The Penguins took Fleury first overall in 2003 and Malkin as the second pick the following season. They then hit the jackpot in the 2005 draft lottery, getting the top pick to take Crosby. He didn’t disappoint, with 39 goals and 102 points last season.

“There’s going to be expectations and I think I’ve dealt with those throughout my life,” Crosby said. “I have to look at myself in the mirror and see what mine are. I can’t worry about other expectations too much.”

While Crosby remains a league focal point, the expectations in Pittsburgh fall to a six-man committee, one with high school student council-like looks.

“It goes back to showing the importance for the league to build regional support,” Swangard said. “While it’s stretching it to believe these guys can be the national face of the sport, Pittsburgh serves the league well by making the local market happy.”

KINGS TONIGHT

vs.

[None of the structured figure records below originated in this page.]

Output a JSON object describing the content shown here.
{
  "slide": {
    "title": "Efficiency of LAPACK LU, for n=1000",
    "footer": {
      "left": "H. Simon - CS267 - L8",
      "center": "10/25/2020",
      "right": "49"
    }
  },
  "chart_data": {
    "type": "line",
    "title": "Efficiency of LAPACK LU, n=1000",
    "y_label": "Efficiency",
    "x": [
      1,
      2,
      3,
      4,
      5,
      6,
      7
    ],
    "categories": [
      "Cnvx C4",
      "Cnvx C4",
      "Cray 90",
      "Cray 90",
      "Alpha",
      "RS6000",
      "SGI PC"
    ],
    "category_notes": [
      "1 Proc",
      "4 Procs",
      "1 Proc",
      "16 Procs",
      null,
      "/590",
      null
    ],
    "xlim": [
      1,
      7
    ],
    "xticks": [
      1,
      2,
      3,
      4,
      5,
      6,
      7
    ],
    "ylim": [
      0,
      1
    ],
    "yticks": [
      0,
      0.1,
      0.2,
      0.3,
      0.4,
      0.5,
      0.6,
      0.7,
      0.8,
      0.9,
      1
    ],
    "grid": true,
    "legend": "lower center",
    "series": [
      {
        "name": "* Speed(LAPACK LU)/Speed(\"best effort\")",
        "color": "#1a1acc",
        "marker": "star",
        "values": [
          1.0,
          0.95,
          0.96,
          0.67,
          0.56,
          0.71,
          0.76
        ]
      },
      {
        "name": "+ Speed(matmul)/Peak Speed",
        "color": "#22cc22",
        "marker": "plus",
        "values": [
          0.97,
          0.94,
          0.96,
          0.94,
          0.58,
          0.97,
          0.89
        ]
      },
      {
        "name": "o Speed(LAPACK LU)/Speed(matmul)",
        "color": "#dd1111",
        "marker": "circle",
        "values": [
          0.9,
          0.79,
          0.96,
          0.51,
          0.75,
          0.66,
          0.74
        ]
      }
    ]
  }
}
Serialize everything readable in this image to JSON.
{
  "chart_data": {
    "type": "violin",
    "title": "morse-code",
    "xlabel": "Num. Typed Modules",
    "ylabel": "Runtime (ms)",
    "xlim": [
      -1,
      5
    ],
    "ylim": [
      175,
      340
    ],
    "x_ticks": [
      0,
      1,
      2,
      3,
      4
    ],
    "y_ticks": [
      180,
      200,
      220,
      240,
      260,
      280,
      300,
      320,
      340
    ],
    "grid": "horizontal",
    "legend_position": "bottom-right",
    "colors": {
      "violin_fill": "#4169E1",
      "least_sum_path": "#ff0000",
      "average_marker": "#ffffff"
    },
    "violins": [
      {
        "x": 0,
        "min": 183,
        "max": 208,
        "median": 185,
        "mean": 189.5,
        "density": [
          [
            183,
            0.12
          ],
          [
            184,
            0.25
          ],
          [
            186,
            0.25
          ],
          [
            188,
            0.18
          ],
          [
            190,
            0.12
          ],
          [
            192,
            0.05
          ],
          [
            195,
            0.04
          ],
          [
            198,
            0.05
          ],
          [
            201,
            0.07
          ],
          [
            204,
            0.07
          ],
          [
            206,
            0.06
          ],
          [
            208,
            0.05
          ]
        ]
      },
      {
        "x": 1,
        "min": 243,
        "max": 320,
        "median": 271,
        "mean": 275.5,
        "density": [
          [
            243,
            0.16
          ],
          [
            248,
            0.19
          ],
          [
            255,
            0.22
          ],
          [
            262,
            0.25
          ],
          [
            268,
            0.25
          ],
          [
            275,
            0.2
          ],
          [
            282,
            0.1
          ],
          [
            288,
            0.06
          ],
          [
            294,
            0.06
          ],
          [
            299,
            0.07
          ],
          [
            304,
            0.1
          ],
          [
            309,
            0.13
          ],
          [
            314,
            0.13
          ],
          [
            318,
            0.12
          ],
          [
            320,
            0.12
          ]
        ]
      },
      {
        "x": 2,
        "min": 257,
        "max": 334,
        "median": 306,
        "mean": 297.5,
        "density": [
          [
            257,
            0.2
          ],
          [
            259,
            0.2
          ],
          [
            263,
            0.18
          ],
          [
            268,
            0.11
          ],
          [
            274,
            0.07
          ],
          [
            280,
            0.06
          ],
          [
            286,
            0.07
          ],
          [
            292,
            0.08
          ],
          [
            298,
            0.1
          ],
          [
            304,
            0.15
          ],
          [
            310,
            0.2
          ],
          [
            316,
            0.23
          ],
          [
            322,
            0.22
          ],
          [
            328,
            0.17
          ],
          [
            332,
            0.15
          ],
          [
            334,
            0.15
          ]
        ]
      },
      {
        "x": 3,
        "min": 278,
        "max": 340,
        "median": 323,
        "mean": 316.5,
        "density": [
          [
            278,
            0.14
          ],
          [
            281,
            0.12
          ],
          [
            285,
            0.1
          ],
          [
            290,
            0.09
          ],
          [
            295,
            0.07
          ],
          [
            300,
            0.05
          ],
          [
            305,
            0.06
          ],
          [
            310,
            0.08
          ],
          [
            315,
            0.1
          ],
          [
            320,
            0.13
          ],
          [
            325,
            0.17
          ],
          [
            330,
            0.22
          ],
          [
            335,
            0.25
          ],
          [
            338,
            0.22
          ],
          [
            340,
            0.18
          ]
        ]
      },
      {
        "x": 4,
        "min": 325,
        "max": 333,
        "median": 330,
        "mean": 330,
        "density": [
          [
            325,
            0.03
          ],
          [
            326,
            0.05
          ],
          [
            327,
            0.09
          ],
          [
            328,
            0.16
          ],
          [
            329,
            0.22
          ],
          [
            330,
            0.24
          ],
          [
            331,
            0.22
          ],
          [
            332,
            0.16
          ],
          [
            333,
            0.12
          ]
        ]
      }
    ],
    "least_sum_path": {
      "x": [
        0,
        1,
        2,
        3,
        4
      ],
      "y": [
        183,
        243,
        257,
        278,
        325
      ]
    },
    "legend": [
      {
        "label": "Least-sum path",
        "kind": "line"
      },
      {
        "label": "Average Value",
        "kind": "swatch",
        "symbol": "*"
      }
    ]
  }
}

Pittsburgh, 7:30, FSNW

Site -- Staples Center.

Radio -- 1150.

Records -- Kings 4-8-2, Penguins 6-3-0.

Record vs. Penguins (2003-04) -- 1-0-0.

Update -- This is Sidney Crosby’s first game in Southern California, but there is also a rookie-of-the-year watch in effect, with the Kings’ Anze Kopitar, who leads all rookies with 13 points, and the Penguins’ Evgeni Malkin.